Computex Intel's apparently not too keen on other chipset makers building USB 3.0 - aka SuperSpeed USB - into their products. To that end, one website claims, the chip giant's not sharing its toys.
According to a story over at Fudzilla, it's being whispered around Taipei among the vendors gathered for Computex, that "at this time you cannot expect any USB 3.0 designs based on Intel's reference spec design from anyone but Intel".
The article's implication is clear: Intel is keeping all this stuff to itself for competitive advantage.
We think it's really too soon to say. For starters, the USB 3.0 specification isn't done and dusted yet - though it's due "mid-2008", according to past Intel prognostications.
The SuperSpeed USB roadmap
The timetable for the technology then calls for product development - chips that support the interconnect, and devices that'll use them to control ports - to run through well into 2009, with the first products going on sale round about that time.
USB 3.0 at the socket...
Widespread adoption of the technology isn't expected until 2010.
...and the connector
There are more USB 3.0 connector pics here.
It's true that Intel is leading the development of USB 3.0, but it's not the only company doing so: Texas Instruments, Microsoft, HP and NEC are working on it too. Back in November 2007, Intel and its fellow USB 3.0 Promoter Group (PG) members called on other industry names to participate.
USB 3.0 is an evolution of USB 2.0 that adds to take the bandwidth up to 4.7Gb/s.
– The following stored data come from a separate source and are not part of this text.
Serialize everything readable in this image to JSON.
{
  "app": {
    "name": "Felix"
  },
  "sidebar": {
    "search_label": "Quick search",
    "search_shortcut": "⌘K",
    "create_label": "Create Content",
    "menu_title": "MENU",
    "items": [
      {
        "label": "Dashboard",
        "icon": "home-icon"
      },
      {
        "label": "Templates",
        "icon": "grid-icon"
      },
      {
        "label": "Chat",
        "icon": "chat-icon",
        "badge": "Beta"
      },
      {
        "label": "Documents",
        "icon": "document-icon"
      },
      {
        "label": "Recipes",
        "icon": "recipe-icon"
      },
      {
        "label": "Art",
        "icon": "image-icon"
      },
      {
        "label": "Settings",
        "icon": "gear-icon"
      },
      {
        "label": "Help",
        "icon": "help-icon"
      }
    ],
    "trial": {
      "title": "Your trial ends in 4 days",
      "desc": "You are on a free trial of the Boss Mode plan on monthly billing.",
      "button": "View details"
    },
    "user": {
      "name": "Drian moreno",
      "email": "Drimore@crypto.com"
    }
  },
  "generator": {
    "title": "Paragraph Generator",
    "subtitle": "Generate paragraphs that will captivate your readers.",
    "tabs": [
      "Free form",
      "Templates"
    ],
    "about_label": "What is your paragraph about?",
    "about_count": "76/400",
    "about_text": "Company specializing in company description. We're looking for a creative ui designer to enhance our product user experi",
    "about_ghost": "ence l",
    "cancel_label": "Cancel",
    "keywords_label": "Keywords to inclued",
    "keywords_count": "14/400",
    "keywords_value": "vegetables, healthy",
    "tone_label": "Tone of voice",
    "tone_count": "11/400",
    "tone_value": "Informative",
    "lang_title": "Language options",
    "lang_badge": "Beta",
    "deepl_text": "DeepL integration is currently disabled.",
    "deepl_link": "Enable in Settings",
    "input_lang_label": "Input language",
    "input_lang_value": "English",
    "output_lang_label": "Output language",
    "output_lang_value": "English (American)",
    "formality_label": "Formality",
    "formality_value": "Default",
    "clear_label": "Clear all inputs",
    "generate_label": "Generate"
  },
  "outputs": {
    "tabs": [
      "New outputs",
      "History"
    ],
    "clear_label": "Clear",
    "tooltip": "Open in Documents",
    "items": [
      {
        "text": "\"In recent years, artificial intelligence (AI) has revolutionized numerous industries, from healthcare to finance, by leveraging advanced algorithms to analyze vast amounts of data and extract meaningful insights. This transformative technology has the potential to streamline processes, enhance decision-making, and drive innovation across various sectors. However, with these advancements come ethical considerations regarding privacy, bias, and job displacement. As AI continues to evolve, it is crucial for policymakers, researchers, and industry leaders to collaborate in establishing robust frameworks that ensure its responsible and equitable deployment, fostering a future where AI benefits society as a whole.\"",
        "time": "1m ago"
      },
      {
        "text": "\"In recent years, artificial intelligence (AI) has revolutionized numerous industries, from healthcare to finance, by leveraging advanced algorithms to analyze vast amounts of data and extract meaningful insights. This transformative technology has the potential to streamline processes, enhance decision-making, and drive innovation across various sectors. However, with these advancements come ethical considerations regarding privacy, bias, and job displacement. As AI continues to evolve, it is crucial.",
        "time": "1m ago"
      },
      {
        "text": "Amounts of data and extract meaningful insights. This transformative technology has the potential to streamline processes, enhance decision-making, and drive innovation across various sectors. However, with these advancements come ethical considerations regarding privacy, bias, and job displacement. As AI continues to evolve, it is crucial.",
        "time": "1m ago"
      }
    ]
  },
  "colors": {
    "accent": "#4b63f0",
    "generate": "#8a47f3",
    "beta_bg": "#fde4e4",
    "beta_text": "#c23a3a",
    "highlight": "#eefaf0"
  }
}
It's plug-compatible with USB 2.0. Five extra connectors - two input lanes, two output lanes and a ground - are used to deliver extra, faster data-transfer lines but which don't engage with the connectors found in current USB products.
Once the spec's there, any chip maker can join the USB Implementers' Forum, get a copy and begin developing SuperSpeed USB silicon, be they VIA, Nvidia or AMD. In any case, it's the standard that's open, not the hardware derived from it, whether that's a "reference design" from Intel or anyone else.